Christopher Oddleifson

Analyst · KBW.

Thanks, Collyn.

Rob Cozzone

Analyst · KBW.

Thanks.

Operator

Operator

[Operator Instructions] The next question comes from Tom Alonso with Macquarie.

Tom Alonso

Analyst · Macquarie.

Good morning gentlemen.

Christopher Oddleifson

Analyst · Macquarie.

Good morning, Tom.

Tom Alonso

Analyst · Macquarie.

Just a quick – you guys called out the 10/31 exchange is driving some of the deposit growth this quarter, could you sort of size that for us, I guess, is it – the best way to look at it, sort of the increase in your interest earning deposits with other banks, is that probably a way to think about what came in for 1031 and could potentially flow back out?

Rob Cozzone

Analyst · Macquarie.

It’s actually much lower than that. It’s close to $100 million. So we had very strong growth in other core – more core categories and more longer term stable deposit categories as well.
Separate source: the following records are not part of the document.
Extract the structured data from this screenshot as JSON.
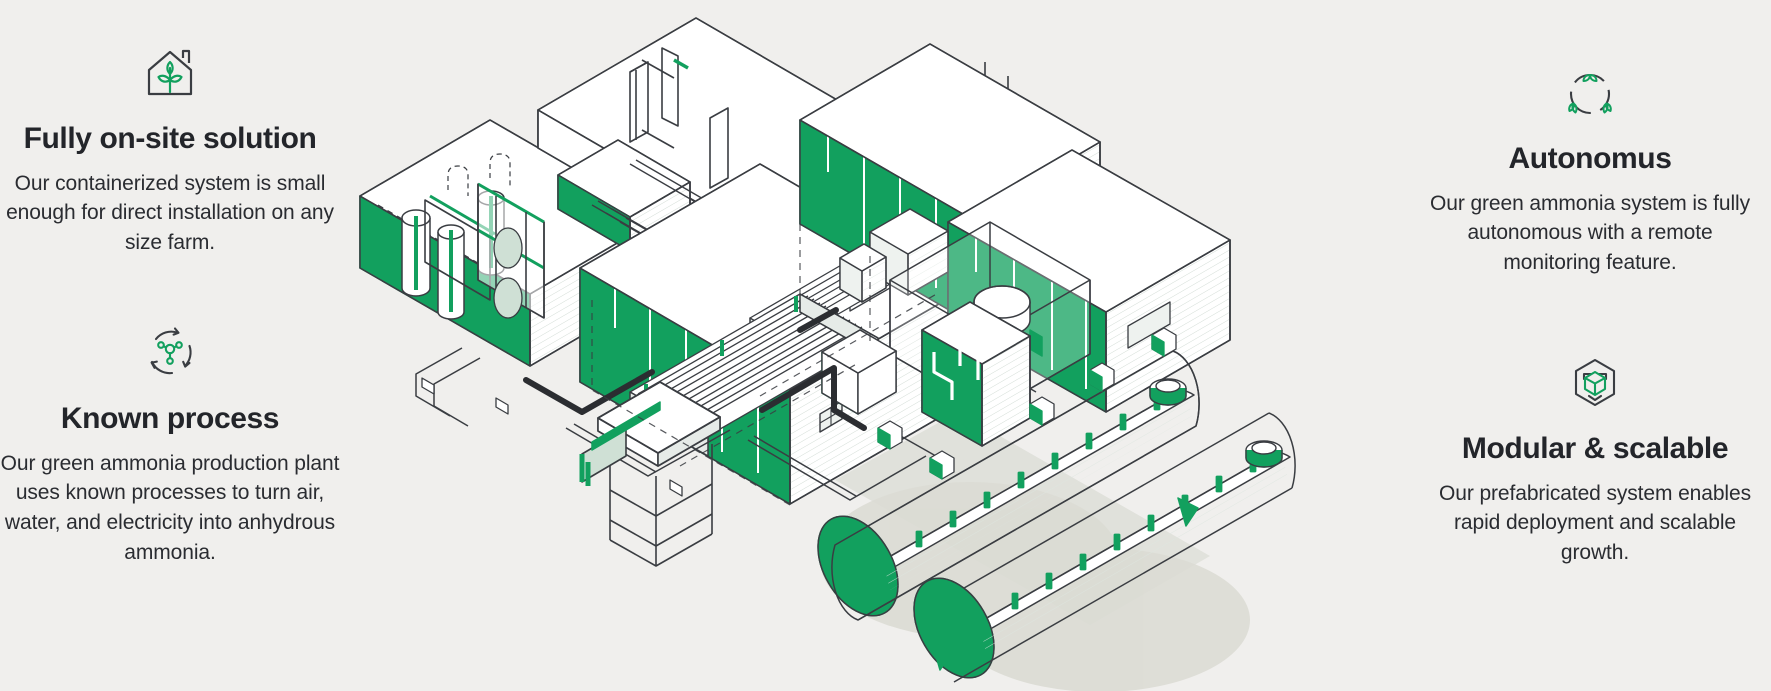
{
  "page": {
    "background_color": "#f0efed",
    "accent_green": "#12a05e",
    "text_color": "#23252a"
  },
  "features": [
    {
      "id": "fully-on-site-solution",
      "icon": "house-plant-icon",
      "title": "Fully on-site solution",
      "body": "Our containerized system is small enough for direct installation on any size farm."
    },
    {
      "id": "known-process",
      "icon": "molecule-cycle-icon",
      "title": "Known process",
      "body": "Our green ammonia production plant uses known processes to turn air, water, and electricity into anhydrous ammonia."
    },
    {
      "id": "autonomus",
      "icon": "leaf-circle-icon",
      "title": "Autonomus",
      "body": "Our green ammonia system is fully autonomous with a remote monitoring feature."
    },
    {
      "id": "modular-and-scalable",
      "icon": "hex-cube-icon",
      "title": "Modular & scalable",
      "body": "Our prefabricated system enables rapid deployment and scalable growth."
    }
  ],
  "illustration": {
    "name": "isometric-green-ammonia-plant",
    "description": "Isometric line drawing of a containerized green ammonia production plant with green shipping containers, process equipment, piping and two horizontal storage tanks.",
    "line_color": "#3a3d42",
    "fill_green": "#12a05e",
    "fill_white": "#ffffff",
    "shadow_color": "#ddddd6"
  }
}
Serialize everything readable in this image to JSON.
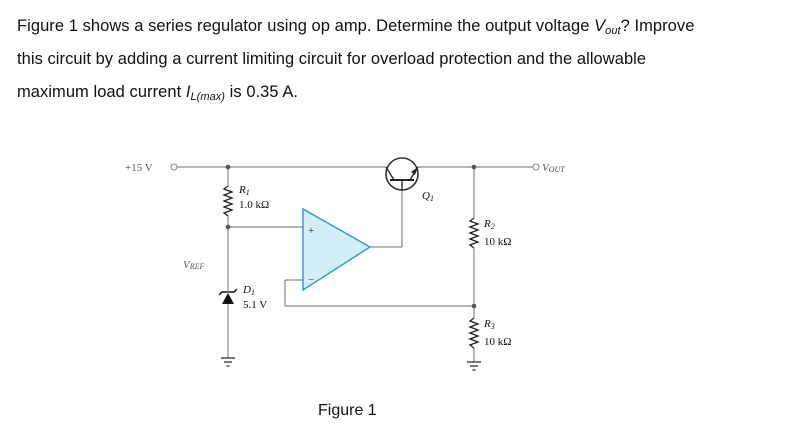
{
  "question": {
    "line1_a": "Figure 1 shows a series regulator using op amp. Determine the output voltage ",
    "vout_main": "V",
    "vout_sub": "out",
    "line1_b": "? Improve",
    "line2": "this circuit by adding a current limiting circuit for overload protection and the allowable",
    "line3_a": "maximum load current ",
    "il_main": "I",
    "il_sub": "L(max)",
    "line3_b": " is 0.35 A."
  },
  "circuit": {
    "input_label": "+15 V",
    "output_main": "V",
    "output_sub": "OUT",
    "vref_main": "V",
    "vref_sub": "REF",
    "r1_name_main": "R",
    "r1_name_sub": "1",
    "r1_value": "1.0 kΩ",
    "r2_name_main": "R",
    "r2_name_sub": "2",
    "r2_value": "10 kΩ",
    "r3_name_main": "R",
    "r3_name_sub": "3",
    "r3_value": "10 kΩ",
    "d1_name_main": "D",
    "d1_name_sub": "1",
    "d1_value": "5.1 V",
    "q1_name_main": "Q",
    "q1_name_sub": "1",
    "opamp_plus": "+",
    "opamp_minus": "−",
    "wire_color": "#8a8a8a",
    "label_color": "#555555",
    "opamp_fill": "#d3eef7",
    "opamp_stroke": "#2f9cbf"
  },
  "caption": "Figure 1"
}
It was a very good quarter for deposit growth.

Tom Alonso

Analyst · Macquarie.

Okay, great. So about $100 million is the number for that, perfect. Okay. Thanks guys.

Rob Cozzone

Analyst · Macquarie.

Thanks Tom.

Operator

Operator

This concludes our question-and-answer session. I would like to turn the call back over to Christopher Oddleifson for any closing remarks.

Christopher Oddleifson

Analyst

Thanks, Chad and thank you everybody for joining us and we look forward to giving you an update in three months. Have a good rest of the summer. Bye.

Rob Cozzone

Analyst

Thank you.

Operator

Operator

The conference is now concluded. Thank you for attending today’s presentation. You may now disconnect.